I wouldn't claim to be a collector of wilfully obscure (or should that be "difficult") films, but I note that Michael Powell's amazing Peeping Tom is a post-midnight goodie on ITV, and Coppola's The Conversation is a late-ish FilmFour option. I've never felt the need to re-watch the former, but I've never forgotten it, either. I first saw the latter in the cinema while Christa was recovering from surgery on her shoulder in the summer of 1974 in Ascot. That kept her in the UK long enough for me to persuade her to stick around for another 33 years :-)

While idly browsing...

... the fat tome mentioned here — come on, it's only been a year; I'm not doing too badly! — I've just dashed off an order for Mary Reilly on DVD. I remember being defeated by Valerie Martin's book, but I'd somehow missed the fact that the reliable combination of Stephen Frears and Christopher Hampton made the film version of it. Fingers crossed, therefore. Now (14:55) it's time to fire up the Yaris for my last trip of the day. Toyota, by the way, have just sent me another snailmail, this time offering to buy the thing back and sell me one with their exciting range of "Stop - Go" engines. Presumably, this has both the accelerator and the brake faults...

Before you know it...

... it's time (18:17) to turn my attention to an evening meal. I've also borrowed the first of the "Scotland Street" books to see if I like it. I think Eileen preferred the No. 1 Ladies' Detective Agency. It will make a change from my current Trollope.

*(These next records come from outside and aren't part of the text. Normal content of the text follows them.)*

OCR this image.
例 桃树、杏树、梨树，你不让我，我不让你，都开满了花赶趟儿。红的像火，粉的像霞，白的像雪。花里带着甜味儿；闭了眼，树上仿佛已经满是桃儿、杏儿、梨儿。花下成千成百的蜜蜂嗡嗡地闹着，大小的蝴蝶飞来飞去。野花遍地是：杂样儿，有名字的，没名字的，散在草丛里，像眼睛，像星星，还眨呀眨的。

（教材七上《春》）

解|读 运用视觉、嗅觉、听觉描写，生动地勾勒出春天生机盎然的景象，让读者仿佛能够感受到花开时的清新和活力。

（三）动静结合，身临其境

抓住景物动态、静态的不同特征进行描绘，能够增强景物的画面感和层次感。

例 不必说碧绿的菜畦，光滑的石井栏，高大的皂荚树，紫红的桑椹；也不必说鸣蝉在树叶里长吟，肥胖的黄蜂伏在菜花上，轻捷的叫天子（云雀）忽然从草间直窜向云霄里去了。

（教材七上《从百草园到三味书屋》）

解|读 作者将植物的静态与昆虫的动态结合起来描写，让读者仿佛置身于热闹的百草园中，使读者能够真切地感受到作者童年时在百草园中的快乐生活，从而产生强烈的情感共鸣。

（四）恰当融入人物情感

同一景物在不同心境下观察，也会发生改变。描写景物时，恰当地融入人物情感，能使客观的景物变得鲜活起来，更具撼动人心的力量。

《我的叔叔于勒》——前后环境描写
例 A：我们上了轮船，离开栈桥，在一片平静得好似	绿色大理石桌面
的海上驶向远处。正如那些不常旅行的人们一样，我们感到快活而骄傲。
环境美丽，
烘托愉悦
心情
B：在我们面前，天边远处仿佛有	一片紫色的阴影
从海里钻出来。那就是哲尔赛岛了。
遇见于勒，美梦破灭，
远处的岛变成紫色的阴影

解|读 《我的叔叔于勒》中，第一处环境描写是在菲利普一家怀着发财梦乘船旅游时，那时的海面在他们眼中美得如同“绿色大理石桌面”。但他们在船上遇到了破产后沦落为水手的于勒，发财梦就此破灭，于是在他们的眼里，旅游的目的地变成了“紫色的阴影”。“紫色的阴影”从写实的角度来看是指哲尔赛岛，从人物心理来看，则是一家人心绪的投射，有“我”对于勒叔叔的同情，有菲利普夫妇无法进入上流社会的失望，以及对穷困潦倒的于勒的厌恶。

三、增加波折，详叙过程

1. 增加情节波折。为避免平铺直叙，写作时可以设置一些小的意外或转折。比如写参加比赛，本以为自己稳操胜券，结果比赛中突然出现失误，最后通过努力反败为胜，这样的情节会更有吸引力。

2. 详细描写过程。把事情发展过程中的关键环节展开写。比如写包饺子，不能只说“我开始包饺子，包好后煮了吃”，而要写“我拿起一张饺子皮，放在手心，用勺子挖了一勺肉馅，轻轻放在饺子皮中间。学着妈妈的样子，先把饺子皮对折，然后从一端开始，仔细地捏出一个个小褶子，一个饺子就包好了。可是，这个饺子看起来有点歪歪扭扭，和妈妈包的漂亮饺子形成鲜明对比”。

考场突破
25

As has a 1980 paper that's just dribbled into my email system. Although classified as "IBM Confidential - Restricted" I expect the statute of limitations has cut in by now — the paper was (very well) written in July 1980 by Mike Halperin and Tony Storey and outlines CICS and the 'High-end'. Its reference on page 5 to "Grosch's Law" reminds me of a pleasing anecdote in Grosch's engaging memoir Computer, bit slices from a life (1991) how, in 1948 or thereabouts: "parties of bright new IBM hires from the Watson Laboratory would come to our place, huddle over my von Bayros prints,3 and Frank Harris and Casanova, listen to one of the first modern hi-fi record players in town (New York) doing Shostakovich and Benny Goodman, and pet our amiable cat Suzy." Sounds like an ideal party to me, though no longer perhaps quite to the taste of today's latest breed of go-getting IBMers, from what I hear.

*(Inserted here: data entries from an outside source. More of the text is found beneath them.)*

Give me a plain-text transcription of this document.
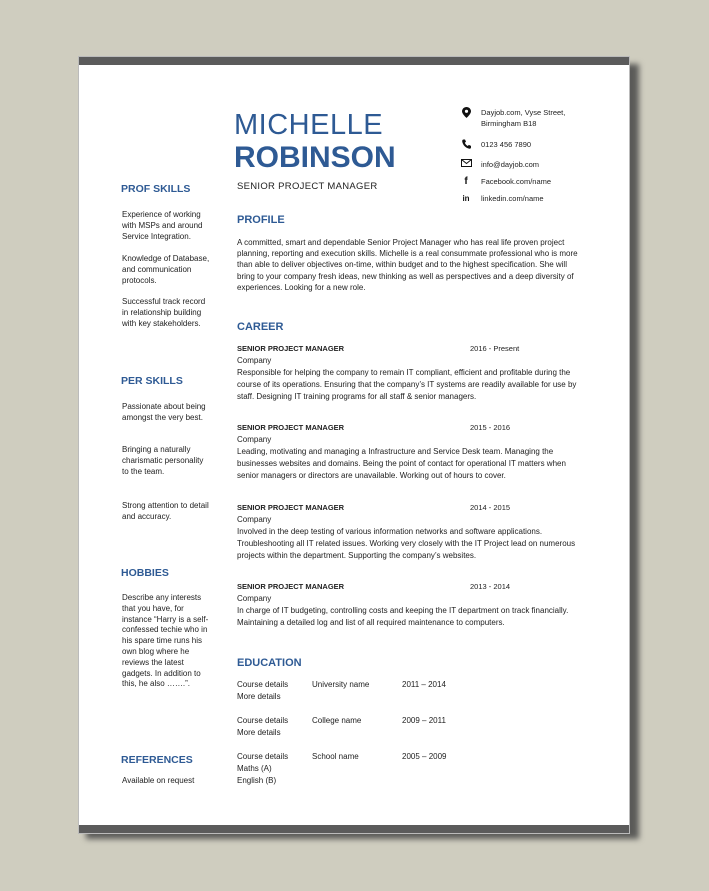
MICHELLE
ROBINSON
SENIOR PROJECT MANAGER
Dayjob.com, Vyse Street,
Birmingham B18
0123 456 7890
info@dayjob.com
f	Facebook.com/name
in	linkedin.com/name
PROF SKILLS

Experience of working with MSPs and around Service Integration.

Knowledge of Database, and communication protocols.

Successful track record in relationship building with key stakeholders.

PER SKILLS

Passionate about being amongst the very best.

Bringing a naturally charismatic personality to the team.

Strong attention to detail and accuracy.

HOBBIES

Describe any interests that you have, for instance “Harry is a self-confessed techie who in his spare time runs his own blog where he reviews the latest gadgets. In addition to this, he also …….”.

REFERENCES

Available on request

PROFILE

A committed, smart and dependable Senior Project Manager who has real life proven project planning, reporting and execution skills. Michelle is a real consummate professional who is more than able to deliver objectives on-time, within budget and to the highest specification. She will bring to your company fresh ideas, new thinking as well as perspectives and a deep diversity of experiences. Looking for a new role.

CAREER
SENIOR PROJECT MANAGER	2016 - Present
Company

Responsible for helping the company to remain IT compliant, efficient and profitable during the course of its operations. Ensuring that the company’s IT systems are readily available for use by staff. Designing IT training programs for all staff & senior managers.

SENIOR PROJECT MANAGER	2015 - 2016
Company

Leading, motivating and managing a Infrastructure and Service Desk team. Managing the businesses websites and domains. Being the point of contact for operational IT matters when senior managers or directors are unavailable. Working out of hours to cover.

SENIOR PROJECT MANAGER	2014 - 2015
Company

Involved in the deep testing of various information networks and software applications. Troubleshooting all IT related issues. Working very closely with the IT Project lead on numerous projects within the department. Supporting the company’s websites.

SENIOR PROJECT MANAGER	2013 - 2014
Company

In charge of IT budgeting, controlling costs and keeping the IT department on track financially. Maintaining a detailed log and list of all required maintenance to computers.

EDUCATION
Course details	University name	2011 – 2014
More details
Course details	College name	2009 – 2011
More details
Course details	School name	2005 – 2009
Maths (A)
English (B)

It's 19:15, the inner man has been pacified (though the dishes are as yet undone) and there's some delicious Bach burbling away live as I type. The evening is, as it were, my oyster. [Pause] It's just been suggested that Disney's Fantasia was a "kitsch masterpiece" — isn't that a bit of an oxymoron?

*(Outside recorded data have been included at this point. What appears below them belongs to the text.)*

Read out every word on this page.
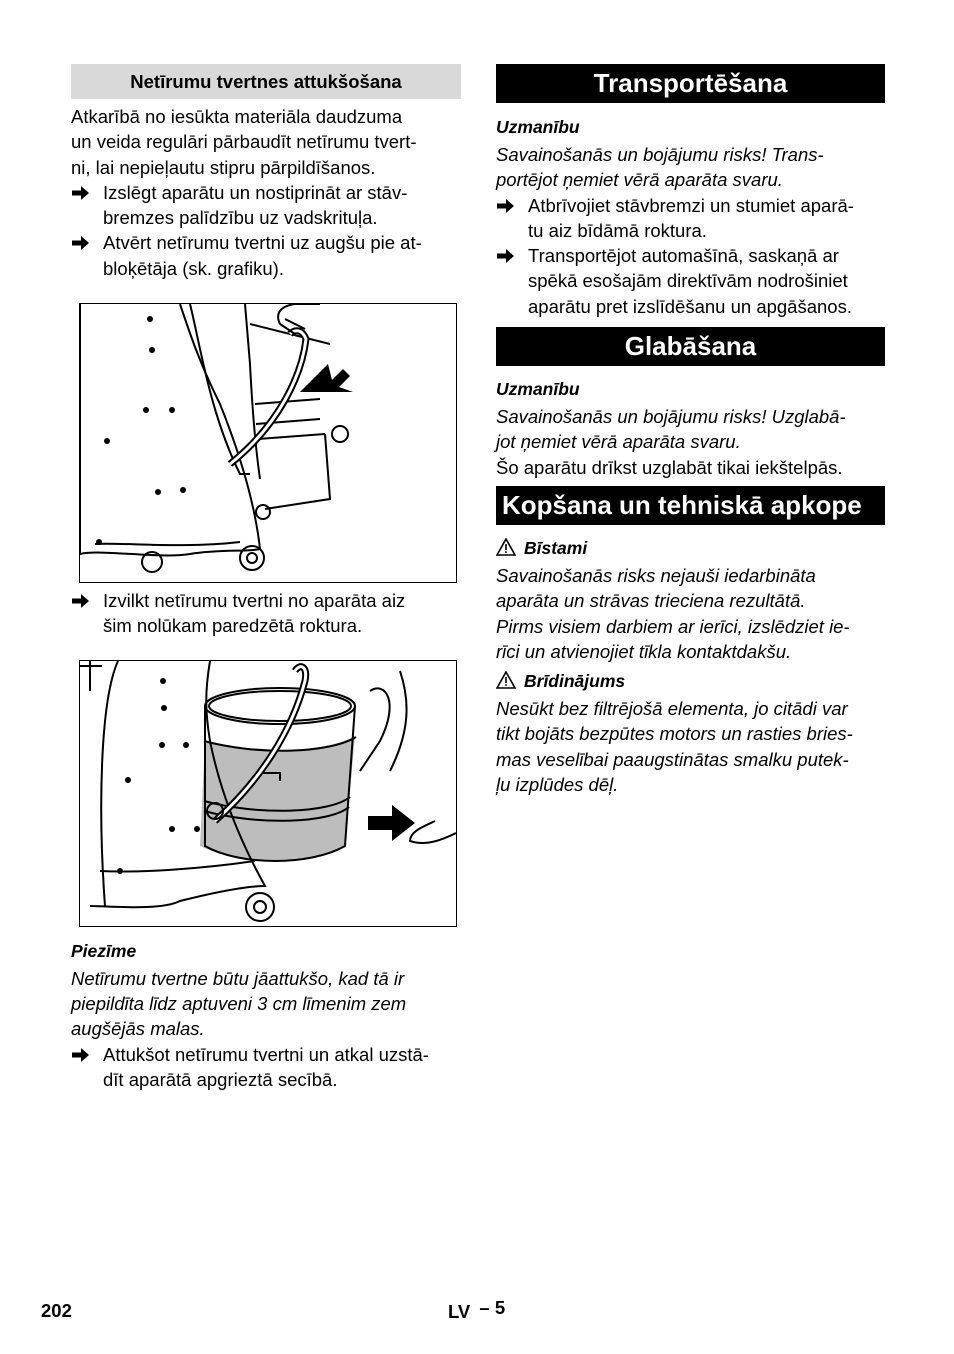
Netīrumu tvertnes attukšošana
Atkarībā no iesūkta materiāla daudzuma
un veida regulāri pārbaudīt netīrumu tvert-
ni, lai nepieļautu stipru pārpildīšanos.
Izslēgt aparātu un nostiprināt ar stāv-
bremzes palīdzību uz vadskrituļa.
Atvērt netīrumu tvertni uz augšu pie at-
bloķētāja (sk. grafiku).
Izvilkt netīrumu tvertni no aparāta aiz
šim nolūkam paredzētā roktura.
Piezīme
Netīrumu tvertne būtu jāattukšo, kad tā ir
piepildīta līdz aptuveni 3 cm līmenim zem
augšējās malas.
Attukšot netīrumu tvertni un atkal uzstā-
dīt aparātā apgrieztā secībā.
Transportēšana
Uzmanību
Savainošanās un bojājumu risks! Trans-
portējot ņemiet vērā aparāta svaru.
Atbrīvojiet stāvbremzi un stumiet aparā-
tu aiz bīdāmā roktura.
Transportējot automašīnā, saskaņā ar
spēkā esošajām direktīvām nodrošiniet
aparātu pret izslīdēšanu un apgāšanos.
Glabāšana
Uzmanību
Savainošanās un bojājumu risks! Uzglabā-
jot ņemiet vērā aparāta svaru.
Šo aparātu drīkst uzglabāt tikai iekštelpās.
Kopšana un tehniskā apkope
Bīstami
Savainošanās risks nejauši iedarbināta
aparāta un strāvas trieciena rezultātā.
Pirms visiem darbiem ar ierīci, izslēdziet ie-
rīci un atvienojiet tīkla kontaktdakšu.
Brīdinājums
Nesūkt bez filtrējošā elementa, jo citādi var
tikt bojāts bezpūtes motors un rasties bries-
mas veselībai paaugstinātas smalku putek-
ļu izplūdes dēļ.
202	LV – 5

A quick burst of telephonic PC advice (from me, not to me), a quick burst of plum stewing, dishes piled even higher... must be about time for a film, don't you think? It's 21:46 already. Seems cold, too.

  

Footnotes

1  I simply don't understand how TV executives can be so stupid. What the hell do they think the "i" button is for on any remote control? Besides treating their viewers as incapable of knowing what channel they are dozing in front of...
2  Early Friday is once again confirmed as nearly an ideal time to hit Waitrose.
3  Grosch's Law, of course, expresses the relationship between speed and cost. The wonderful Amorous Drawings of the Marquis von Bayros (The Cythera Press, 1968, edited by Ludwig von Brunn) eluded my grasp, despite intermittent searching, until 1998. And if you haven't heard of either Grosch or von Bayros, what can I possibly say?